We will make sure our quality is intact, and we do it where the individual making decision, about should they come to our facility, they don’t have to think twice about it. Then the finance side, we got to stay competitive. Whether that’s because the insurance companies are telling us what they’re telling us, or the consumer is just saying, “Hey, I’ve got a copay here, that I’m going to participate in, and I would appreciate you keeping the costs down as low as you can.” We’ve got to be sensitive to those things, and that’s kind of where we are, in regards to what’s going on in the industry.
Chip Kahn (24:22):
Thank you, David. This was really informative, and before we finish, is there anything else, that you would say in conclusion, about maybe what you’ve learned from the partnerships you’ve developed, in various places across the country, where you have joined with universities or nonprofit hospitals, or others, to keep that access there for patients?
David Vandewater (24:50):
Yep. So Chip, the interesting thing about being in business with academic medical centers, non for profit organizations, large teaching hospitals, we all really do have the same purpose. Every one of us are trying to take care of these patients, and tax status aside, the common denominator is sitting in a bed, or laying in a bed, or seeking an outpatient service. That’s the common denominator. Our employees, they know what they’re doing.

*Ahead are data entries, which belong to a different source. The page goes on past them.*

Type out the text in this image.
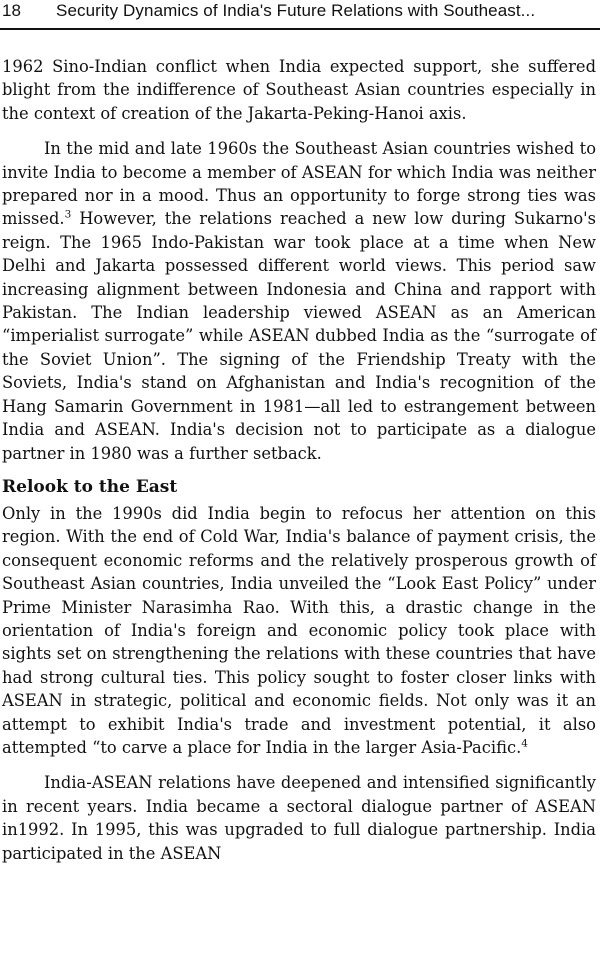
18 Security Dynamics of India's Future Relations with Southeast...

1962 Sino-Indian conflict when India expected support, she suffered blight from the indifference of Southeast Asian countries especially in the context of creation of the Jakarta-Peking-Hanoi axis.

In the mid and late 1960s the Southeast Asian countries wished to invite India to become a member of ASEAN for which India was neither prepared nor in a mood. Thus an opportunity to forge strong ties was missed.$^3$ However, the relations reached a new low during Sukarno's reign. The 1965 Indo-Pakistan war took place at a time when New Delhi and Jakarta possessed different world views. This period saw increasing alignment between Indonesia and China and rapport with Pakistan. The Indian leadership viewed ASEAN as an American “imperialist surrogate” while ASEAN dubbed India as the “surrogate of the Soviet Union”. The signing of the Friendship Treaty with the Soviets, India's stand on Afghanistan and India's recognition of the Hang Samarin Government in 1981—all led to estrangement between India and ASEAN. India's decision not to participate as a dialogue partner in 1980 was a further setback.

Relook to the East

Only in the 1990s did India begin to refocus her attention on this region. With the end of Cold War, India's balance of payment crisis, the consequent economic reforms and the relatively prosperous growth of Southeast Asian countries, India unveiled the “Look East Policy” under Prime Minister Narasimha Rao. With this, a drastic change in the orientation of India's foreign and economic policy took place with sights set on strengthening the relations with these countries that have had strong cultural ties. This policy sought to foster closer links with ASEAN in strategic, political and economic fields. Not only was it an attempt to exhibit India's trade and investment potential, it also attempted “to carve a place for India in the larger Asia-Pacific.$^4$

India-ASEAN relations have deepened and intensified significantly in recent years. India became a sectoral dialogue partner of ASEAN in1992. In 1995, this was upgraded to full dialogue partnership. India participated in the ASEAN
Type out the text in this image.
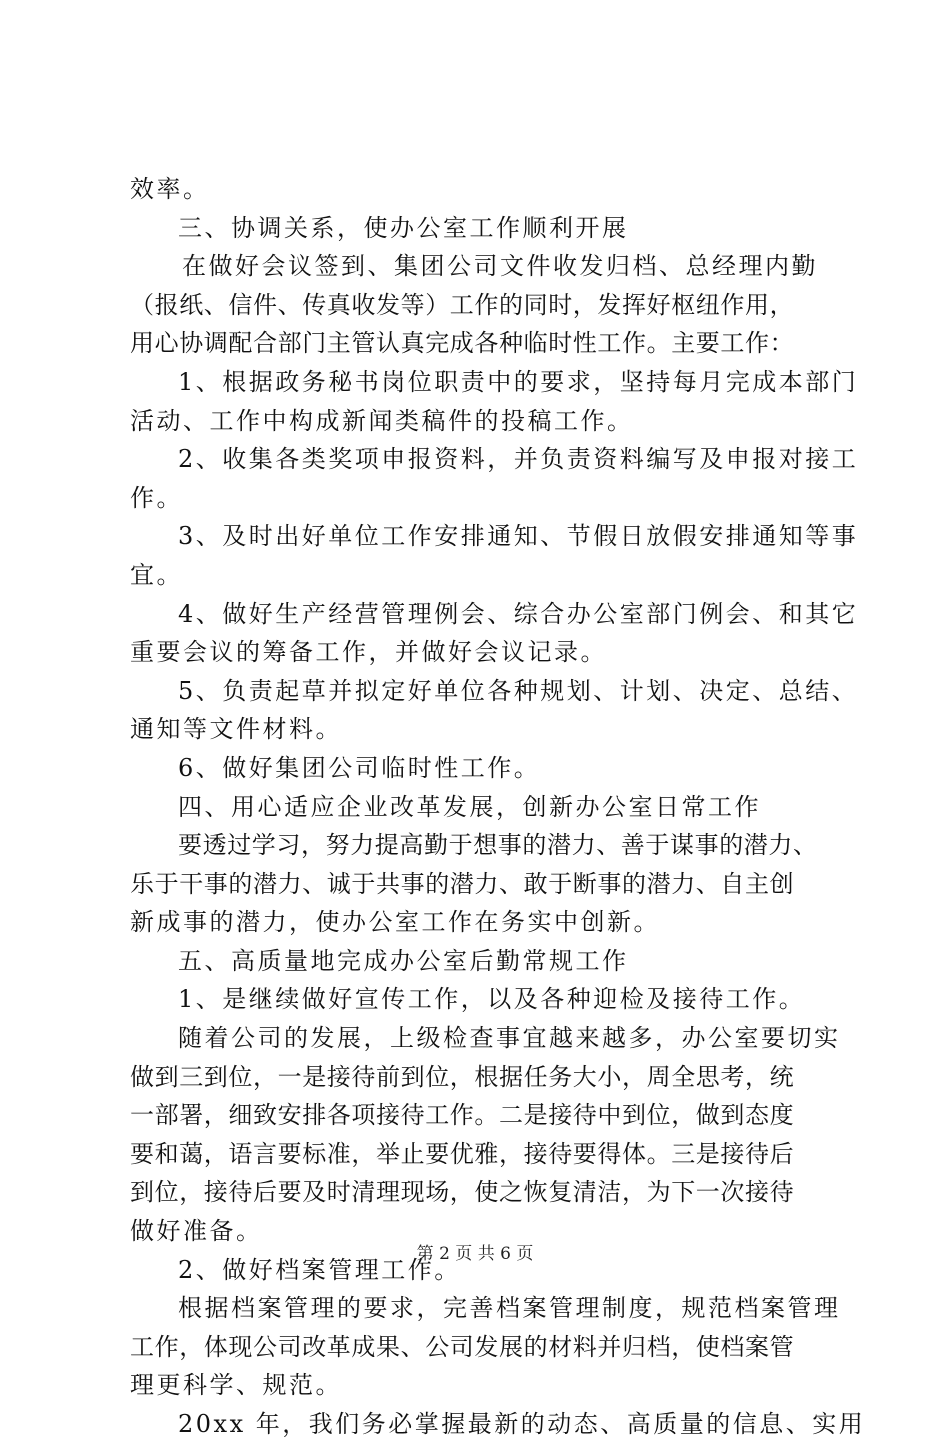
效率。
三、协调关系，使办公室工作顺利开展
在做好会议签到、集团公司文件收发归档、总经理内勤
（报纸、信件、传真收发等）工作的同时，发挥好枢纽作用，
用心协调配合部门主管认真完成各种临时性工作。主要工作：
1、根据政务秘书岗位职责中的要求，坚持每月完成本部门
活动、工作中构成新闻类稿件的投稿工作。
2、收集各类奖项申报资料，并负责资料编写及申报对接工
作。
3、及时出好单位工作安排通知、节假日放假安排通知等事
宜。
4、做好生产经营管理例会、综合办公室部门例会、和其它
重要会议的筹备工作，并做好会议记录。
5、负责起草并拟定好单位各种规划、计划、决定、总结、
通知等文件材料。
6、做好集团公司临时性工作。
四、用心适应企业改革发展，创新办公室日常工作
要透过学习，努力提高勤于想事的潜力、善于谋事的潜力、
乐于干事的潜力、诚于共事的潜力、敢于断事的潜力、自主创
新成事的潜力，使办公室工作在务实中创新。
五、高质量地完成办公室后勤常规工作
1、是继续做好宣传工作，以及各种迎检及接待工作。
随着公司的发展，上级检查事宜越来越多，办公室要切实
做到三到位，一是接待前到位，根据任务大小，周全思考，统
一部署，细致安排各项接待工作。二是接待中到位，做到态度
要和蔼，语言要标准，举止要优雅，接待要得体。三是接待后
到位，接待后要及时清理现场，使之恢复清洁，为下一次接待
做好准备。
2、做好档案管理工作。
根据档案管理的要求，完善档案管理制度，规范档案管理
工作，体现公司改革成果、公司发展的材料并归档，使档案管
理更科学、规范。
20xx 年，我们务必掌握最新的动态、高质量的信息、实用
第 2 页 共 6 页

The non for profit organizations, the academic medical centers, they clearly know what they’re doing, and I just think it proves, that we have more things in common than we have differences, regardless of our tax status, and if we could just continue to remember that, and always try to focus on making sure that patient gets a good outcome, all of us will be in a good spot. I think that one thing I’m learning is that, that commonality, we’re getting closer together today, just because of what’s going on in the industry today.
Chip Kahn (26:01):
Well, thank you, David. This is very helpful, and good luck across the country, in all of the markets where you’ve got new institutions, and those you’ve been running for a while.
David Vandewater (26:10):
Thanks, Chip. Thanks to you, and your team.